With Boldr, Aquilini Investment Group thinks it can crack the crowded vodka soda market

The drink hopes to offer more flavour than its many contenders.

Boldr comes in four flavours—black cherry, grapefruit, peach and mango

The drink hopes to offer more flavour than its many rivals

Is there a B.C. industry more absolutely stacked to the wall with competition than the flavoured vodka soda market? Maybe, but there’s no denying that the hard-drink-with-low-calories game has more rivals lurking around every corner than a Batman comic.

So why in the world would yet another B.C.-based company risk enter the fray? After all, many of these brands have built incredibly solid relationships with customers over several years.

“It’s so cluttered out there, but it also isn’t a subcategory that you can really ignore,” notes Cam Matches, senior director of sales for Aquilini Brands, a subsidiary of the Vancouver-based Aquilini Investment Group empire that specializes in wine and alcohol products.

“Within B.C. specifically, the RTD [ready-to-drink] market represents 30 percent of spirits sales in Canada, and B.C. over-indexes in the vodka seltzer category, consuming 55 percent of the national gross.”

To put it fittingly, the Aquilinis weren’t willing to watch others dominate on their home turf. As for how they plan to compete in the category, the answer is Boldr, a vodka soda that hit select private liquor stores this month with four flavours (black cherry, grapefruit, mango and peach).

The drink’s “unique proposition,” as Matches puts it, is adding on another 10 calories (Nude clocks in at 100, while Nütrl is 98) to create a more prominent taste than those sodas and others.

“What we discovered through our research is that, while many consumers bought some of these brands that were low-calorie and low-carb, they were unhappy with the taste and flavour the brands delivered,” Matches says. “We hypothesized that for the sake of an extra 10 calories, that consumers would really latch onto a brand that delivered a far better flavour profile.”
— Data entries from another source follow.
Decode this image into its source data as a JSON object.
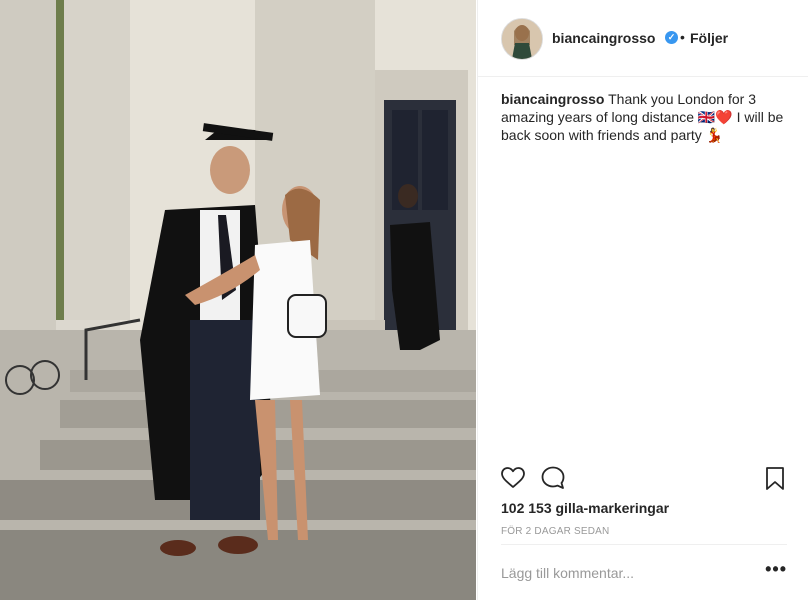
{
  "post": {
    "username": "biancaingrosso",
    "verified": true,
    "separator": "•",
    "follow_label": "Följer",
    "caption_text": "Thank you London for 3 amazing years of long distance 🇬🇧❤️ I will be back soon with friends and party 💃",
    "likes_text": "102 153 gilla-markeringar",
    "time_text": "FÖR 2 DAGAR SEDAN",
    "comment_placeholder": "Lägg till kommentar...",
    "more_label": "•••"
  },
  "icons": {
    "verified": "verified-badge-icon",
    "like": "heart-outline-icon",
    "comment": "speech-bubble-icon",
    "save": "bookmark-outline-icon",
    "more": "ellipsis-icon"
  },
  "colors": {
    "link_blue": "#3897f0",
    "text": "#262626",
    "muted": "#999999",
    "divider": "#efefef"
  }
}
Obviously, that’s going to be up to the consumer, but Matches is more than a little confident that Boldr will win out. “I could sit here and talk to you until I’m blue on the lips about what our brand tastes like, but until you taste it, that’s when it’s instantly intuitive,” he says. “In a taste test, I would put Boldr up against any brand on the market right now, because we really feel like it does deliver that taste promise.”
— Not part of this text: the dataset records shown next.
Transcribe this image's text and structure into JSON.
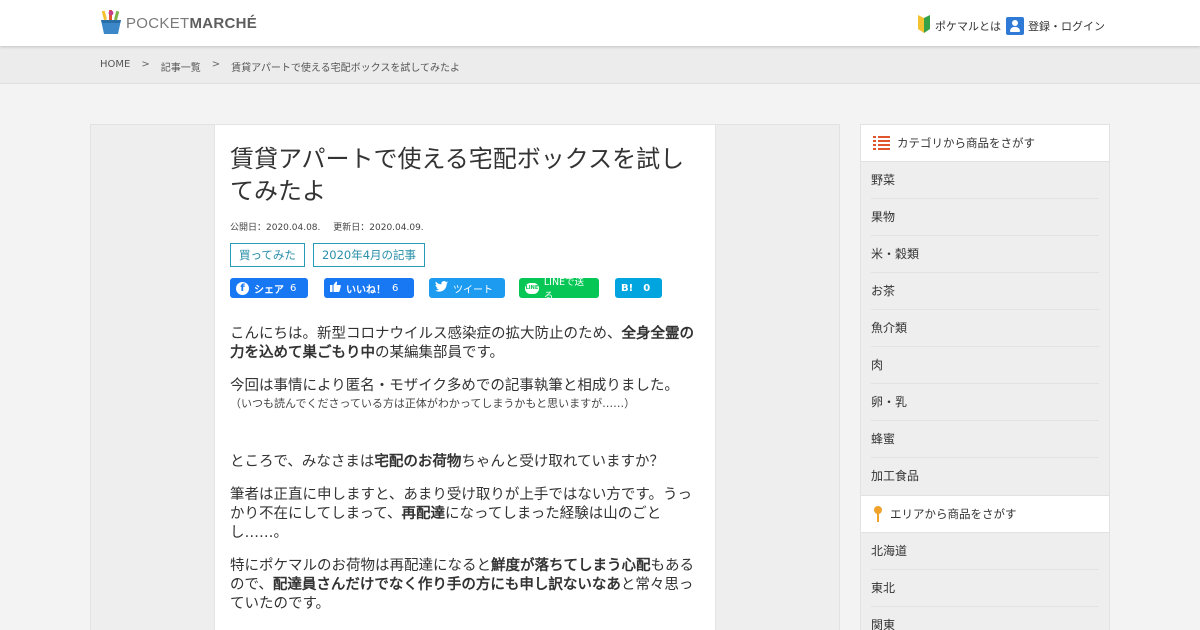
{
  "header": {
    "logo_light": "POCKET",
    "logo_bold": "MARCHÉ",
    "nav": [
      {
        "label": "ポケマルとは",
        "icon": "beginner-mark-icon"
      },
      {
        "label": "登録・ログイン",
        "icon": "user-icon"
      }
    ]
  },
  "breadcrumb": {
    "items": [
      "HOME",
      "記事一覧",
      "賃貸アパートで使える宅配ボックスを試してみたよ"
    ],
    "separator": ">"
  },
  "article": {
    "title": "賃貸アパートで使える宅配ボックスを試してみたよ",
    "published": "公開日：2020.04.08.",
    "updated": "更新日：2020.04.09.",
    "tags": [
      "買ってみた",
      "2020年4月の記事"
    ],
    "share": {
      "facebook": {
        "label": "シェア",
        "count": "6"
      },
      "like": {
        "label": "いいね！",
        "count": "6"
      },
      "twitter": {
        "label": "ツイート"
      },
      "line": {
        "label": "LINEで送る"
      },
      "hatena": {
        "label": "B!",
        "count": "0"
      }
    },
    "body": {
      "p1_a": "こんにちは。新型コロナウイルス感染症の拡大防止のため、",
      "p1_b": "全身全霊の力を込めて巣ごもり中",
      "p1_c": "の某編集部員です。",
      "p2": "今回は事情により匿名・モザイク多めでの記事執筆と相成りました。",
      "p2_small": "（いつも読んでくださっている方は正体がわかってしまうかもと思いますが……）",
      "p3_a": "ところで、みなさまは",
      "p3_b": "宅配のお荷物",
      "p3_c": "ちゃんと受け取れていますか？",
      "p4_a": "筆者は正直に申しますと、あまり受け取りが上手ではない方です。うっかり不在にしてしまって、",
      "p4_b": "再配達",
      "p4_c": "になってしまった経験は山のごとし……。",
      "p5_a": "特にポケマルのお荷物は再配達になると",
      "p5_b": "鮮度が落ちてしまう心配",
      "p5_c": "もあるので、",
      "p5_d": "配達員さんだけでなく作り手の方にも申し訳ないなあ",
      "p5_e": "と常々思っていたのです。"
    }
  },
  "sidebar": {
    "category_heading": "カテゴリから商品をさがす",
    "categories": [
      "野菜",
      "果物",
      "米・穀類",
      "お茶",
      "魚介類",
      "肉",
      "卵・乳",
      "蜂蜜",
      "加工食品"
    ],
    "area_heading": "エリアから商品をさがす",
    "areas": [
      "北海道",
      "東北",
      "関東"
    ]
  },
  "colors": {
    "tag_accent": "#2a9bb8",
    "facebook": "#1877f2",
    "twitter": "#1d9bf0",
    "line": "#06c755",
    "hatena": "#00a4de",
    "category_icon": "#e0562c",
    "area_icon": "#f0a22a"
  }
}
As for the the look of Boldr’s cans, you’ll find a healthy dose of white space, just like with some of the province’s better-known brands. But Boldr also features more colour on the label than customers are used to seeing.

“We wanted to be bolder in every way,” says Matches, who notes the brand is going for an adventurous, outdoorsy vibe with its marketing. “In Vancouver specifically, a lot of people that relate to a brand and an aesthetic like that.”

One can’t be faulted for thinking that a hard beverage created by the Aquilinis will have a natural infrastructure in which to promote and hawk the product—Vancouver Canucks games, for instance. But Matches pushes back on that a bit.

“That’s not a goal of ours,” he insists. Instead, Boldr’s “small but scrappy team,” as he puts it, will fight it out in the marketplace. Also, the beverage is just one of a handful that will bear the Aquilini Brands stamp of approval in the months ahead.

“We’re almost like an idea incubator, and we’re creating brands for next year and the years after that, in spirits and wine as well,” Matches says. “There’s no guarantee it’s a success—the industry is littered with brands that have great ideas and have failed. But I hope that British Columbians will give us a chance and try us against brands they’ve been consuming for the past while.”